Friday, 3 July 2009

JAL To Request 30% Rise In International Cargo Charges

TOKYO (Nikkei)--Japan Airlines Corp. will seek a 30% jump in international freight rates from the middle of this month as part of drastic measures to bolster such operations.



The struggling airline last implemented a full-scale cargo hike roughly a year ago. This latest increase comes on the back of rebounding demand for shipments of LCD-panel-related parts to Shanghai and Taiwan and deliveries of autoparts to Guangzhou, China.



On its North American routes, JAL currently requests 230-510 yen per kilogram, while European shipments are charged 420-540 yen per kilogram. Compared with last fall, charges are down 30-50% because of the economic malaise. Despite shipments of air cargo from Japan plunging 54% on the year in the January-March quarter, the decline has somewhat steadied to 40% since April.



Bracing for defections among customers rejecting the hikes, JAL is prepared to negotiate. But there is likely to be a strong backlash from forwarders.



"Cargo owners are still demanding lower prices," says a leading forwarder.
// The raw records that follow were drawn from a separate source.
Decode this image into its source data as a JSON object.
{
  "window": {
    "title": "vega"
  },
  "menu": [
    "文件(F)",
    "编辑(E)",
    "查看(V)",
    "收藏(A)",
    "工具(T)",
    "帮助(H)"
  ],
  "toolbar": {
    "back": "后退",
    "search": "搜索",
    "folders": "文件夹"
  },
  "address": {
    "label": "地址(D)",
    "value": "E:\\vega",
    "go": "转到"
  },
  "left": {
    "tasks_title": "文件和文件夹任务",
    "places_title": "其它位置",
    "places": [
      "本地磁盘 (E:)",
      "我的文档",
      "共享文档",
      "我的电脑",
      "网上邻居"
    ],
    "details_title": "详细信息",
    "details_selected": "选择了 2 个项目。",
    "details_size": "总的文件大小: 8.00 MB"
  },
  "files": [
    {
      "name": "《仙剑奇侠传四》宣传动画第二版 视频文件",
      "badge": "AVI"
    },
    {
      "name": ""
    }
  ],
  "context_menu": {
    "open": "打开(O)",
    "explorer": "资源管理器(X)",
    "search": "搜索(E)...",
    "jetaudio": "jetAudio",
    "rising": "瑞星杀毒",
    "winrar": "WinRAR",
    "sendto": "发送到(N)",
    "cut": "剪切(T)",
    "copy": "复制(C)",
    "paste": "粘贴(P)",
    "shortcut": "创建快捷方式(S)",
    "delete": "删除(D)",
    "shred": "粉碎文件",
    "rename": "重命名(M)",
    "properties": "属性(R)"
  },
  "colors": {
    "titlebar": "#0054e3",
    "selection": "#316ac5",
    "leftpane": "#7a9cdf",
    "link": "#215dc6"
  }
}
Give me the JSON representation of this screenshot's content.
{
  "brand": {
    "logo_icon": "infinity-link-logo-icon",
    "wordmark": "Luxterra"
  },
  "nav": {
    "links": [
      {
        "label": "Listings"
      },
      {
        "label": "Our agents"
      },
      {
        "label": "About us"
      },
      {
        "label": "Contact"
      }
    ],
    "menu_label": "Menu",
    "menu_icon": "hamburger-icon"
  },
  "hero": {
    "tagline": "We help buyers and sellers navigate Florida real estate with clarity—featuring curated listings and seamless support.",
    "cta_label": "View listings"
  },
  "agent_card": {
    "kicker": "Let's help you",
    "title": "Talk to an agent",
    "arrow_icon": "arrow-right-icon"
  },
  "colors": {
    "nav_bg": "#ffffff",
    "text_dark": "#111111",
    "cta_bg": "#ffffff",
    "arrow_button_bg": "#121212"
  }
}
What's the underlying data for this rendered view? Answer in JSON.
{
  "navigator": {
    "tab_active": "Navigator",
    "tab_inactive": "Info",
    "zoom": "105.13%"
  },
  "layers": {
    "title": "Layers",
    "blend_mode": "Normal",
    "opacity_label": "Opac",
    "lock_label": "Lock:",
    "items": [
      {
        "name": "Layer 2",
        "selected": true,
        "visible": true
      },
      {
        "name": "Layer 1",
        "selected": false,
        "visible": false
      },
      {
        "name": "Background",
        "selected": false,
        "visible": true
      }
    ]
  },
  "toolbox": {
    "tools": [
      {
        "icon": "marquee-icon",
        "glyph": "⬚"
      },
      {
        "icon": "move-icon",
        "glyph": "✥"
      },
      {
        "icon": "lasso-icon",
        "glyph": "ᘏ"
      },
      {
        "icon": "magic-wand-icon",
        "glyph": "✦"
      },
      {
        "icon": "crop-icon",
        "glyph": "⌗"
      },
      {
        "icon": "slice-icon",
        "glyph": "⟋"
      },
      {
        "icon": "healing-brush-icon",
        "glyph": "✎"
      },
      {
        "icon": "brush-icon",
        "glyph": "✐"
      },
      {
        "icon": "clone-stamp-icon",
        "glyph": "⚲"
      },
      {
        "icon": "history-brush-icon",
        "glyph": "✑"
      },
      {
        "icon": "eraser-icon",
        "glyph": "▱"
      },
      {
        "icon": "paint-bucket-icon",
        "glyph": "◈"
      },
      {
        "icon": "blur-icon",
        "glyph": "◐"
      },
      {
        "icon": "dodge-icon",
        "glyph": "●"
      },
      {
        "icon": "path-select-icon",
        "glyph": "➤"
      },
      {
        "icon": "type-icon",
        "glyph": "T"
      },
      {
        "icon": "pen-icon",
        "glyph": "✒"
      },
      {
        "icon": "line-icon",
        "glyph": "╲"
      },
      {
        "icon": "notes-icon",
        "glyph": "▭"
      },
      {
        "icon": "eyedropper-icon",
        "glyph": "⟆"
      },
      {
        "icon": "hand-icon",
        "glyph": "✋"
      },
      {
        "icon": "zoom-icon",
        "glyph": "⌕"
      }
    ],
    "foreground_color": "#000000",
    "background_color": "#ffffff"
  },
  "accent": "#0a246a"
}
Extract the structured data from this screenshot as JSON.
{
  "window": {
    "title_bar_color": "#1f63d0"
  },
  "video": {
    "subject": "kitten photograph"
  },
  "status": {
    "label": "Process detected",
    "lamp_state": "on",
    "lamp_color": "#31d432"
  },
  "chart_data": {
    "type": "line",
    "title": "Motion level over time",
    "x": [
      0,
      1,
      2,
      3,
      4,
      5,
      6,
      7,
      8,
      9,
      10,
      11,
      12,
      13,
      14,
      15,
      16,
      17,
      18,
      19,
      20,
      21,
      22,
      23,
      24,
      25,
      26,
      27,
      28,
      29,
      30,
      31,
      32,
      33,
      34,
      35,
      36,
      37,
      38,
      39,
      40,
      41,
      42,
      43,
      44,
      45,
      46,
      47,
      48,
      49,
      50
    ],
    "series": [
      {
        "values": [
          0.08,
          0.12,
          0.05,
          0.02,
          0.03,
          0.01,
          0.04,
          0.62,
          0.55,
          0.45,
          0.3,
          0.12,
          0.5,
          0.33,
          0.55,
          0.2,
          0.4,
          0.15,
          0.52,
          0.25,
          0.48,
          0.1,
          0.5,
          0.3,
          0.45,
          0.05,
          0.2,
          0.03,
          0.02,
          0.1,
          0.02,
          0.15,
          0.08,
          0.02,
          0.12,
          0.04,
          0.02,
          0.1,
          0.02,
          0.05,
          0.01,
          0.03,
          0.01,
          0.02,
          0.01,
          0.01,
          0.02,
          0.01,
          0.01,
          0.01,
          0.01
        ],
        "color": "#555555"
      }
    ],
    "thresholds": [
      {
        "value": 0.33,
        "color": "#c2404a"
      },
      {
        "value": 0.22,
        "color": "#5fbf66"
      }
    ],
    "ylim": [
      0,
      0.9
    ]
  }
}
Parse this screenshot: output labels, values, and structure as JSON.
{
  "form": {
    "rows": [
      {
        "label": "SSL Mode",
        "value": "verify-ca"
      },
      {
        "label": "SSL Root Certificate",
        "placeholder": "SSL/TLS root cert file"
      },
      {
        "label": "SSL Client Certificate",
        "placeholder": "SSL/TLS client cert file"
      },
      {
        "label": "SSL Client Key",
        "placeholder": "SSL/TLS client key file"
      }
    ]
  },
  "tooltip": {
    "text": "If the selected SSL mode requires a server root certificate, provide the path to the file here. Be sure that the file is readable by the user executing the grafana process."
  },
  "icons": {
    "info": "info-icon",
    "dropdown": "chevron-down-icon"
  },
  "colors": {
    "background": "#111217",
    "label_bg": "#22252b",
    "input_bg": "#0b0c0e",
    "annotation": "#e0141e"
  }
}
Amid drawn-out economic woes, companies are stepping up efforts to slash freight expenses. So, if the recovery in shipments does not continue, the price hikes will face obstacles. And for agricultural machinery, semiconductor-manufacturing devices and other products for which there is little demand for urgent shipments, customers are shifting to marine transport as they focus on lower costs.



JAL is also considering further cuts to freight flights. Its North American service consists of five return trips a week between Narita and Chicago and four between Narita and Los Angeles. It will keep one Narita-Chicago service and switch the remainder to four flights a week on a Narita-Chicago-Los Angeles-Narita route, reducing freight capacity 10%.



In Europe, JAL suspended the Narita-Amsterdam-Frankfurt-Narita service in March. It also stopped code-share freight flights with Air France, halving its freight capacity. And for Asia, it is switching from large to midsize aircraft for Narita-Singapore-Bangkok-Narita flights.



Of JAL's 1.95 trillion yen in group sales for fiscal 2008, international freight operations generated just 152.1 billion yen, or less than 10%. But around 40% of its operating loss of 50.8 billion yen is attributed to the cargo services.